The organization can appeal.
"I am surprised by the judge's decision to prevent us from presenting our evidence in an open trial," team president Bruce Allen said in a statement. "We look forward to winning on appeal after a fair and impartial review of the case. We are convinced that we will win because the facts and the law are on the side of our franchise that has proudly used the name Redskins for more than 80 years"
Jeff Lopez, lawyer for the Native Americans who challenged the team's name, said he expects the Redskins to appeal the ruling to the 4th U.S. Circuit Court of Appeals in Richmond. But he said that Lee's ruling was an across-the-board victory for his clients and that he is confident it will be upheld.
Lopez said his clients are hopeful that the team will take heed of the decision and change its name.

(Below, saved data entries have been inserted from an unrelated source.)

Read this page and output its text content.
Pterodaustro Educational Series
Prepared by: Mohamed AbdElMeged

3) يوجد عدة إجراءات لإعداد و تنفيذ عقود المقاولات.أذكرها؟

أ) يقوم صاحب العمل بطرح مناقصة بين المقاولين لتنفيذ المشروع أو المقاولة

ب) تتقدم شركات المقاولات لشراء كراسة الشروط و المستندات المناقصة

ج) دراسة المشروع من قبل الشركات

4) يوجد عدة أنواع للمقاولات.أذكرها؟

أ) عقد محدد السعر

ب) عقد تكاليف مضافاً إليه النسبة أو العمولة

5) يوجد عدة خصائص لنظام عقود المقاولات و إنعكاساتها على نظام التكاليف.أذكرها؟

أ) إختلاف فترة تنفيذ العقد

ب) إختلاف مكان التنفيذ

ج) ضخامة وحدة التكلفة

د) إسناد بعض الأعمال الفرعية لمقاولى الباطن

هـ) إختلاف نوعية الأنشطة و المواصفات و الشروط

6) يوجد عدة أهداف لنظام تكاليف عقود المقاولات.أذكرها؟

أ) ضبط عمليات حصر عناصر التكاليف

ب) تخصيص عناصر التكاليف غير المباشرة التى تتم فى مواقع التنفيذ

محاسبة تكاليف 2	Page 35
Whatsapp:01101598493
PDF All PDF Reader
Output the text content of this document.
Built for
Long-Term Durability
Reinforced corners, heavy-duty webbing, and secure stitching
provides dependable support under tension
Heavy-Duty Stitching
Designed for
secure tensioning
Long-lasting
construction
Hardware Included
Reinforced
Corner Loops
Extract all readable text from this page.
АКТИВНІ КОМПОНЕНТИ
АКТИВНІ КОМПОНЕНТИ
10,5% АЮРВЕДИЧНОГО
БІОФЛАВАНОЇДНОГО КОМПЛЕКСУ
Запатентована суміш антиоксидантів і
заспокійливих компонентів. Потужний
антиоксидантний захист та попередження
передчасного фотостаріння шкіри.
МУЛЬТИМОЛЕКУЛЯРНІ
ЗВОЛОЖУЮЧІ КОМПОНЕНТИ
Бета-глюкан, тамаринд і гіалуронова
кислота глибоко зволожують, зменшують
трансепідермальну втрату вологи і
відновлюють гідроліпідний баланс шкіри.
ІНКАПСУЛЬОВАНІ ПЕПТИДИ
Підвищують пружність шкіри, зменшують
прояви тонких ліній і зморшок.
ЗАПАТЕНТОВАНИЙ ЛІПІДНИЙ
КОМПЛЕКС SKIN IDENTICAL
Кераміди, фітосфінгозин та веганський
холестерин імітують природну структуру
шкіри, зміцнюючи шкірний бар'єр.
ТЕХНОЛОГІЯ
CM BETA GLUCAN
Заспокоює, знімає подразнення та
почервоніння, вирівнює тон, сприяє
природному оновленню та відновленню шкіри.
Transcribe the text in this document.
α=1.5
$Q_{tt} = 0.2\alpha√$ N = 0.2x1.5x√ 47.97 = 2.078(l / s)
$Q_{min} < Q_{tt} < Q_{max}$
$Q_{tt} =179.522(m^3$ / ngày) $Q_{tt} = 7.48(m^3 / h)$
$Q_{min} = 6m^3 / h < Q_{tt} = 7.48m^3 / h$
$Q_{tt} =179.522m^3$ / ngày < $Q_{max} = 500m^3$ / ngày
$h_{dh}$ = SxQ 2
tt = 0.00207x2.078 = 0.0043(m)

In rejecting the team's free-speech argument, Lee cited a U.S. Supreme Court ruling last month allowing the state of Texas to bar depiction of the Confederate battle flag on specialty license plates sought by the Sons of Confederate Veterans.
Specifically, Lee said federal law allows the government to exercise editorial control over the content of the trademark registration program, and he equated trademark registration to government speech as opposed to private speech.
Lee said the legal standard for canceling the registration is whether the name "may disparage" a substantial composite of the Native American community. Though the team has maintained that the name honors Native Americans, Lee said there is ample evidence that the name may be perceived as disparaging. He cited the fact that Native American leaders have been objecting to the name for decades, along with dictionary citations that the word is typically considered offensive.
The Associated Press contributed to this report.